I would like to classify objects in an image such as cars. There could be multiple cars in the image and I would like to get brand, color, type of each car in the image.
I created a multibranch CNN to identify each property and used sigmoid activation function to get multiple labels.
For example below is the code for one category:
# Shared convolutional layers
shared_model = tf.keras.Sequential(
[
data_augmentation,
tf.keras.layers.Conv2D(
32, (3, 3), activation="relu", input_shape=input_shape
),
tf.keras.layers.BatchNormalization(),
tf.keras.layers.MaxPooling2D(pool_size=(2, 2)),
tf.keras.layers.Conv2D(32, (3, 3), activation="relu"),
tf.keras.layers.BatchNormalization(),
tf.keras.layers.Dropout(0.5),
tf.keras.layers.MaxPooling2D(pool_size=(2, 2)),
tf.keras.layers.Conv2D(64, (3, 3), activation="relu"),
tf.keras.layers.BatchNormalization(),
tf.keras.layers.Dropout(0.5),
tf.keras.layers.MaxPooling2D(pool_size=(2, 2)),
]
)(input)
category_dense = tf.keras.Sequential(
[
tf.keras.layers.Conv2D(64, (3, 3), activation="relu"),
tf.keras.layers.BatchNormalization(),
tf.keras.layers.Dropout(0.5),
tf.keras.layers.MaxPooling2D(pool_size=(2, 2)),
tf.keras.layers.Conv2D(128, (3, 3), activation="relu"),
tf.keras.layers.BatchNormalization(),
tf.keras.layers.Dropout(0.5),
tf.keras.layers.MaxPooling2D(pool_size=(2, 2)),
tf.keras.layers.Flatten(),
tf.keras.layers.Dense(128, activation="relu", kernel_regularizer=l2(0.001)),
tf.keras.layers.BatchNormalization(),
tf.keras.layers.Dropout(0.5),
tf.keras.layers.Dense(
num_category_classes, activation="sigmoid", name="category_output"
),
],
name="category_sequential",
)(shared_model)
# Define separate dense layers for each subcategory branch
subcategory_dense = tf.keras.Sequential(
[
tf.keras.layers.Conv2D(64, (3, 3), activation="relu"),
tf.keras.layers.BatchNormalization(),
tf.keras.layers.Dropout(0.5),
tf.keras.layers.MaxPooling2D(pool_size=(2, 2)),
tf.keras.layers.Conv2D(128, (3, 3), activation="relu"),
tf.keras.layers.BatchNormalization(),
tf.keras.layers.Dropout(0.5),
tf.keras.layers.MaxPooling2D(pool_size=(2, 2)),
tf.keras.layers.Flatten(),
tf.keras.layers.Dense(128, activation="relu", kernel_regularizer=l2(0.001)),
tf.keras.layers.BatchNormalization(),
tf.keras.layers.Dropout(0.5),
tf.keras.layers.Dense(
num_subcategory_classes, activation="sigmoid", name="subcategory_output"
),
],
name="subcategory_sequential",
)(shared_model)
The above code works perfectly fine when there is one car in the image. However, for cases where there are multiple objects (cars), things get complicated. The output does find multiple cars in the image and also outputs multiple properties. However, I lose the connection between these properties. For example, the output could be [ford, toyota] for brands and [red, blue] for colors but I do not know which is which.

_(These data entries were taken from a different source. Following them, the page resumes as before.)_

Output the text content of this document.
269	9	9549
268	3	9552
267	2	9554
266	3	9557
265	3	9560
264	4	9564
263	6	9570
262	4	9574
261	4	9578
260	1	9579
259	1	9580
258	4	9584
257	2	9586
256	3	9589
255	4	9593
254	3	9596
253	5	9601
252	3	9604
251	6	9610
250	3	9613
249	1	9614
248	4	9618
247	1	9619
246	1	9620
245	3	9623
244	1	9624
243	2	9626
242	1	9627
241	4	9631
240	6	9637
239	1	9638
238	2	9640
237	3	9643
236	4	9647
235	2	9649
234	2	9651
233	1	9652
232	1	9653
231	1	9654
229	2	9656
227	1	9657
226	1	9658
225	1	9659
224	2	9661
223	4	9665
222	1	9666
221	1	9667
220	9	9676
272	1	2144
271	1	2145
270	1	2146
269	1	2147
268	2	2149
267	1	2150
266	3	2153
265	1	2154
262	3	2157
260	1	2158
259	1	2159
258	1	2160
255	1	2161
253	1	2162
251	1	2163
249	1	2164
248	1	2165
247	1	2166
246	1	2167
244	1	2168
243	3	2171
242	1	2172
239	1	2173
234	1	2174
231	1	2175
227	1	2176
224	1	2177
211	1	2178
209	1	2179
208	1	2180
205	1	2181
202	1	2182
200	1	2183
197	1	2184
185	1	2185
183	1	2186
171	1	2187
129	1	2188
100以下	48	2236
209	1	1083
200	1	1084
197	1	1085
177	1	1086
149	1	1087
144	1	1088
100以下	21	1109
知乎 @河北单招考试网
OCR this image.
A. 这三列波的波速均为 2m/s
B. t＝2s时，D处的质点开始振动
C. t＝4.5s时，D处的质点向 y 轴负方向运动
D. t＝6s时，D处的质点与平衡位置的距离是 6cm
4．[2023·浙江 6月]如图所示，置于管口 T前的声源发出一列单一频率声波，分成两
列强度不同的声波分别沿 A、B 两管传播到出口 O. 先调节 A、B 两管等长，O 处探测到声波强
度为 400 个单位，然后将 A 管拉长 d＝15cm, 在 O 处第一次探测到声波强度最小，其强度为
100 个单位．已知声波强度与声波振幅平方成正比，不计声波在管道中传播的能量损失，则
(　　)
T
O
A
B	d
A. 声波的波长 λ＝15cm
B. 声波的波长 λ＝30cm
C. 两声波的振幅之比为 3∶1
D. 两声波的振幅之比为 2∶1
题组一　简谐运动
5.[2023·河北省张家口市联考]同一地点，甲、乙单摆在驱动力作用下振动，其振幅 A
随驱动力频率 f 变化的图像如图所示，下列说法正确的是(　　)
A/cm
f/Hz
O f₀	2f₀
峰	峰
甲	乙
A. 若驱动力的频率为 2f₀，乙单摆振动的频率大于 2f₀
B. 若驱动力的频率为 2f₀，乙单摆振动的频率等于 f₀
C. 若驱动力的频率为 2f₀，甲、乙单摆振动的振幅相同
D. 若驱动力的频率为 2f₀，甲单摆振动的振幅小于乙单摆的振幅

In summary, I would like to ask if this is the right approach? Or do I have to use something like YOLO instead?
Ideally, I prefer to stay away from YOLO like approach as I need to select coordinates in each sample picture, which is very time consuming as opposed placing different car pictures under labelled folders. I only use images with one car for training but try to accomplish correct identification for cases with multiple cars for testing.
Many thanks for your guidance/pointers,
Doug
The issue is that your code is an image classification model, not object detection. In other words, it can classify the whole image, not the specific objects inside of it. That is why if you have more than one car, it is rendered useless. Es
I would like to classify objects in an image such as cars.
Well, your code classifies the whole image, not the objects.